When it comes to great and novel services, the first thing that comes to my mind is S3.
You can get S3-compatible object storage at a dozen places today - DigitalOcean Spaces, Backblaze B2, Cloudflare R2, Hetzner's, OVH's and Scaleway's Object Storage, or open-source Garage and MinIO just to name a few - but that wasn't always the case.
A little over 10 years ago S3 reigned supreme when it came to storage. The only real alternative to it was to either store the files locally on your server or using a network attached drive, both of which required some skill to scale and manage - at least compared to S3.
Back then, it was common for people to e.g. use a managed host but still have an AWS account just to get access to S3. Problem was, we were completely dependent on AWS for object storage. If they raised prices we had no real option but to pay. There was no contingency if S3 had an incident you just had to deal with the customer backlash.
When other S3-compatible object storage providers started popping up not only did prices come down but you could suddenly choose a provider that suits your need - no ingress fees, no egress fees, cheaper long-term storage, faster storage, HIPPAA-compliant storage, etc. You could mix and match providers to suit your need, or use multiple as a contingency.
But most importantly, any code I write today that fetches or uploads files to S3 will work just as well anywhere. This means that, if I don't like a price hike or a term change from my current object storage provider, I can just pick up my stuff and move to another provider that offers more favorable terms.
When it comes to S3 - 10 years ago we were basically serfs, today we are sovereign and I don't miss the old days one bit.
There are other great AWS services - like DynamoDB - but I avoid them in favor of open-source alternatives just because I don't want to find myself locked in and having to accept any term change to avoid spending days switching to something else.
Competence
The incident that happened at my first job wasn't caused by our hosting provider, it was caused by us. Our hosting provider at the time gave us all the tools and services we needed to prevent that incident from happening, we just didn't know how to use them. It was our incompetence that caused the incident.
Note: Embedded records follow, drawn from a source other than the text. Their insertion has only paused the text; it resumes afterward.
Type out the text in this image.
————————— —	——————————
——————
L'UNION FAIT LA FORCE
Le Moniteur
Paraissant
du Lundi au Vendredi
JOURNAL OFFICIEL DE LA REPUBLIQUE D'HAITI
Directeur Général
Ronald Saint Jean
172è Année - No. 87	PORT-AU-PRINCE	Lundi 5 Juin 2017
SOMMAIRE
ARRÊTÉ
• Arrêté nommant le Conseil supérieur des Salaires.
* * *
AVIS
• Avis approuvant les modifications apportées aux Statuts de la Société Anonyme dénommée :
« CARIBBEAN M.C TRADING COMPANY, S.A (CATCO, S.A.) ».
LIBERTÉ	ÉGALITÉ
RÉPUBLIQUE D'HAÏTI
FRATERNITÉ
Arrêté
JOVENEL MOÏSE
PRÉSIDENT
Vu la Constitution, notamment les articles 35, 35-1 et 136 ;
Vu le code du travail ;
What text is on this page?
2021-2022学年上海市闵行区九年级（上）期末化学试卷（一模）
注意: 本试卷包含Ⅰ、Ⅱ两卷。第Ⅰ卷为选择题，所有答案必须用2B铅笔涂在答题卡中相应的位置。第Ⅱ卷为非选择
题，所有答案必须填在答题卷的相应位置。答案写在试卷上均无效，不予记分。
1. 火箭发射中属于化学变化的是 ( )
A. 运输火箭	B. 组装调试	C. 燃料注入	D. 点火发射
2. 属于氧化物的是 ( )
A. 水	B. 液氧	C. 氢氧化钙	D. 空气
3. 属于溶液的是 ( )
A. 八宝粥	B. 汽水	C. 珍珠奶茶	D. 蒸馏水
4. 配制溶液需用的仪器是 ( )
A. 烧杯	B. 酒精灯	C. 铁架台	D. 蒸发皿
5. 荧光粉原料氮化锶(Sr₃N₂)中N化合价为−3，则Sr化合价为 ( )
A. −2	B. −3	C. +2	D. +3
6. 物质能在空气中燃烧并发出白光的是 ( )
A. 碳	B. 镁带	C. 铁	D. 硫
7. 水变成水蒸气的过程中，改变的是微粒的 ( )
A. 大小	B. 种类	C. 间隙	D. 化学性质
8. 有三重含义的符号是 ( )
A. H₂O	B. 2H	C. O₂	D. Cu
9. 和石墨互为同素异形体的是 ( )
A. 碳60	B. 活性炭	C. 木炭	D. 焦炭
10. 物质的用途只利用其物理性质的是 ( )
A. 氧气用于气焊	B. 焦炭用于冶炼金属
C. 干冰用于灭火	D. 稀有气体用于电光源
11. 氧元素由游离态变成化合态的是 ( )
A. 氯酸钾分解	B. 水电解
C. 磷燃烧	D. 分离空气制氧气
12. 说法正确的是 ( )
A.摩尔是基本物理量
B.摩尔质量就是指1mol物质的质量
As a knee-jerk reaction we migrated to AWS chasing a promise, or rather a dream, that it will somehow save us from our incompetence - it didn't. All it did was mask that incompetence by making things easy to set up, but our old problems all eventually reoccurred.
Only by learning to run my own server through learning Linux, Docker, networking, monitoring, backups and server security did I manage to avoid making the same mistakes - not just with AWS but at any host.
And that's the take-away here - AWS, or any other managed service provider, won't save you from having to learn how to manage that service. They will give you monitoring, but you still have to know what the metrics mean and what's acceptable for you. They will give you hardware, but you have to know what's enough for you. They will give you firewalls and other networking tools, but you still have to configure them for your use-case.
All you need to learn this stuff is a Virtual Machine or a Raspberry Pi and some time. Set up a small server and try to configure a firewall, install a database, run an app, upgrade the database. If you fail, and you probably will, just re-install and try again.
One of the best decisions I ever made was learning how to self-host the services I use at work. It was difficult at first - as going from 0 to 1 always is - but it made me much more confident and better at my job. I now understand not only how to operate these services but also how to optimize my code to make the most of them. And best of all is that these skills carry over to any hosting provider, project and job.
If you are willing to learn, I think you will be better off renting a few VPS instances or bare-metal machines from the likes of DigitalOcean, Hetzner, OVH, and Scaleway. The predictable pricing, and lack of AWS BS, will save you time and money. Or if you don't want to learn all this, then go with a hosting platform like Heroku or Fly.